Hourshow do I look for one? Never seen one that could do that, mine certainly doesn’t.Some models support it. I had one from PowerAdd
Is it advertised somehow?
I saw it in a review, so idk
My phones sd card died this weekend. Fuuck. Still trying to recover the data somehow. Can relate…
SD card clone taped on the box, USB disks and ZFS. Mirror works well. You could try a 3-4 disk RAIDz1 through a USzb hub if you’re feeling ambitious.
damn, I was thinking on that these days: a way to create a little NAS solution based on Raspberry Pi , but with some SSD/HDD disks attached, not just the SD card XD (however I find the SD cards quite reliable so far in my phone, I would need to try a Raspberry for myself )

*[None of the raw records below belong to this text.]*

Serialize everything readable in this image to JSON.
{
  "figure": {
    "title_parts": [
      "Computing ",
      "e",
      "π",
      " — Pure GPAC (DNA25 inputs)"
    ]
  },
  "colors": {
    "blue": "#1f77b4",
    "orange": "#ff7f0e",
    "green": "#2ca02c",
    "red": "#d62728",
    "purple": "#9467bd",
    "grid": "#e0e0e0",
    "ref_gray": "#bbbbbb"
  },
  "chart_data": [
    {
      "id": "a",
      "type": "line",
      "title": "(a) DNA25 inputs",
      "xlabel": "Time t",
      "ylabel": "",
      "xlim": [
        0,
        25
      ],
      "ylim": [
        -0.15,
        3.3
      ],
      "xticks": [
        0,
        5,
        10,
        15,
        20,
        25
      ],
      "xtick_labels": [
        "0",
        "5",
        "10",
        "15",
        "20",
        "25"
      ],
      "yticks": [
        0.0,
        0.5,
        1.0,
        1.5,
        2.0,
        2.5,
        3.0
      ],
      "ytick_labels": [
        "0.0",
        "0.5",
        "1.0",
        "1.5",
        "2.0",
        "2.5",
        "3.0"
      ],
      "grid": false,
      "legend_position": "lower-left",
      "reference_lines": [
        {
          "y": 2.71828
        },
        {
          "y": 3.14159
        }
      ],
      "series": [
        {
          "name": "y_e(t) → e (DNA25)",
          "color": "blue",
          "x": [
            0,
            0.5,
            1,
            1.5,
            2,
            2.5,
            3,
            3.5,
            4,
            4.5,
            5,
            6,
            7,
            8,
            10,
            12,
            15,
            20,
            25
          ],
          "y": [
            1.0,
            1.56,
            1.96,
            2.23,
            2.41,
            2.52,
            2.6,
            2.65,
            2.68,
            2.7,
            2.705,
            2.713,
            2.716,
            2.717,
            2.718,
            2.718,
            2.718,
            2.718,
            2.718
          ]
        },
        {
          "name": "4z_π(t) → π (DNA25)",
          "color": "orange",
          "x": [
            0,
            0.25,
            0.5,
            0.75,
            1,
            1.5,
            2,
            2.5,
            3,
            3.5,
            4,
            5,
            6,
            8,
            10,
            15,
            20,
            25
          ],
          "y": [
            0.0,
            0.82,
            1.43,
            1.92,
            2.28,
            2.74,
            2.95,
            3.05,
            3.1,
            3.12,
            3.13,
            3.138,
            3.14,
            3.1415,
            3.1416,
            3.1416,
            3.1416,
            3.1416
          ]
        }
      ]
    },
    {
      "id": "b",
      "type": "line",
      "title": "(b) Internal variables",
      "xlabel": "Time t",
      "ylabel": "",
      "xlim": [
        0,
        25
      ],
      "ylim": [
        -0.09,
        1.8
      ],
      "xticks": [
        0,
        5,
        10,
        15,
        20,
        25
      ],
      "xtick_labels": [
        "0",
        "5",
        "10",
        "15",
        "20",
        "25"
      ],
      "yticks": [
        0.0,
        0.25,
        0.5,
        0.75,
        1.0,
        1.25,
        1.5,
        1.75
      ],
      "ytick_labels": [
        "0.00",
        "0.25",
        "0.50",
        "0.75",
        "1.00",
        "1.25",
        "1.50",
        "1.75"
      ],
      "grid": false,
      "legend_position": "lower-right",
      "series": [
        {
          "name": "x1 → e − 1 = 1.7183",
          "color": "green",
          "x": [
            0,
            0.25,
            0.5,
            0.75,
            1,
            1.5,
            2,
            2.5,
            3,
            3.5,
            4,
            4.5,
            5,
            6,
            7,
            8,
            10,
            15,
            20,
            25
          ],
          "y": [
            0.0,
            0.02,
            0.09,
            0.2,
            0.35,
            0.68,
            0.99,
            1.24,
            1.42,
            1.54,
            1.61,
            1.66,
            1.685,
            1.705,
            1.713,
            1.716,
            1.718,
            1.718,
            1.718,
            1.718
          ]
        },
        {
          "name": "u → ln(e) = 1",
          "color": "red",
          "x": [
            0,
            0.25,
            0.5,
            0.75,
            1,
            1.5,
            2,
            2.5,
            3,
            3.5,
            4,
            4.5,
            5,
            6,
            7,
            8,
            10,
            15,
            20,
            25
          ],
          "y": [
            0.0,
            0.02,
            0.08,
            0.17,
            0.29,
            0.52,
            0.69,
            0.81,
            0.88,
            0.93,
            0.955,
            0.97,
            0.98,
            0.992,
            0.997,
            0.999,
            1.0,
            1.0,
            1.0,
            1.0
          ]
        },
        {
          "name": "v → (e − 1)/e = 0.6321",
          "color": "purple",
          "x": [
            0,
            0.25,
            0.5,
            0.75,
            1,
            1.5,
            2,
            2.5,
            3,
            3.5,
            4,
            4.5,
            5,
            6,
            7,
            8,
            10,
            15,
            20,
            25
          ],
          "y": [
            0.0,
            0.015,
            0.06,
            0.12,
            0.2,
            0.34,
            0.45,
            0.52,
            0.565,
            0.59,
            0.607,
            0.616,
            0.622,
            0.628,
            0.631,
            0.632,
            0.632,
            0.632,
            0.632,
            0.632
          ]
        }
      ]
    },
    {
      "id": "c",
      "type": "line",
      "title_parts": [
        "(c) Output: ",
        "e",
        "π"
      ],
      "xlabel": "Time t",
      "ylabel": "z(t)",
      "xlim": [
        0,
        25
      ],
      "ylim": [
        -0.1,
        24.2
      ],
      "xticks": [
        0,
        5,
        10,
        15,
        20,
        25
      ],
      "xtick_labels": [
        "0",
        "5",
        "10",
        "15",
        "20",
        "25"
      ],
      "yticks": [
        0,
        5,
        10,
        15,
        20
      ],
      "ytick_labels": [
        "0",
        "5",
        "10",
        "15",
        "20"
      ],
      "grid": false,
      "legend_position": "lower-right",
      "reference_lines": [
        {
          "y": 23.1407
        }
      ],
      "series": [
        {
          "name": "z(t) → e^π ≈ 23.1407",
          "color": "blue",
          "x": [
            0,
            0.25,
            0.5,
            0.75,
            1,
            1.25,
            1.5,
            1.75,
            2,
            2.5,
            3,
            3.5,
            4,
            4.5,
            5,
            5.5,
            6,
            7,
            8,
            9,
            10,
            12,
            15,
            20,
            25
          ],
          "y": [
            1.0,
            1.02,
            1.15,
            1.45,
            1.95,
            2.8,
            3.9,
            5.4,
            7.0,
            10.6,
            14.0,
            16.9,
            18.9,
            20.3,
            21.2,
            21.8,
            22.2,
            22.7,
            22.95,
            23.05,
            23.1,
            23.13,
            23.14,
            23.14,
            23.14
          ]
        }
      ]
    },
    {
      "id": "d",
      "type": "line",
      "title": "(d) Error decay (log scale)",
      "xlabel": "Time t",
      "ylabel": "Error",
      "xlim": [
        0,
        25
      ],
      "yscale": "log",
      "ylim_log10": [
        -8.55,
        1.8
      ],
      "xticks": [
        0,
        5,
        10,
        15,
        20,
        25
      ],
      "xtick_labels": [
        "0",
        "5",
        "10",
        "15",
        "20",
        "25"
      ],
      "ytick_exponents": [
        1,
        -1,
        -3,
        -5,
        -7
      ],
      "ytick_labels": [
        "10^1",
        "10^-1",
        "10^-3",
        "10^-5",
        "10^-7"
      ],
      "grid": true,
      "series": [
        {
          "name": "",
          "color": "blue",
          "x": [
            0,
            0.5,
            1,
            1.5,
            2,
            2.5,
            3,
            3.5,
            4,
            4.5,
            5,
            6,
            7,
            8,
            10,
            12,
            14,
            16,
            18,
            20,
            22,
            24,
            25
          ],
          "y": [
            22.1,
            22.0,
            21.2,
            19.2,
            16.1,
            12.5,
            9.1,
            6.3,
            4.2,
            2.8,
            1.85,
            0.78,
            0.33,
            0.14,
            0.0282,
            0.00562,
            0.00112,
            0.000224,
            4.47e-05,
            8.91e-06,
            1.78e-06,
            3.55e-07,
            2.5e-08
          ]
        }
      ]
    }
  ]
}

Your phone should use the SD card as a WORM drive, which shouldn’t cause too much wear. The Pi can’t do that if it’s the only storage medium present. Still, back up your stuff, just because it’s there now doesn’t mean it can’t be gone in an instant, flash storage usually does in an instant without warning
I’ve got an RPi with an attached USB 3 SSD, and it works like a charm. Came back without problems after power outage.
Is no NAS though, it runs MySQL and Apache2 with a mediawiki system instead.
I had an Odroid running a NAS (WD RED drive) configured to do everything in memory instead of writing to the SD card and it still died after a few months.
Well, the MySQL access is 99% read, so the wear and tear is not really an issue. It normally runs out of cache, anyway.
What did your setup die off? Odroid hardware? Drive hardware? Or did you get some kind of filesystem issues/corruption?
The Odroid hardware failed and I never got it working again. The drive itself should be fine.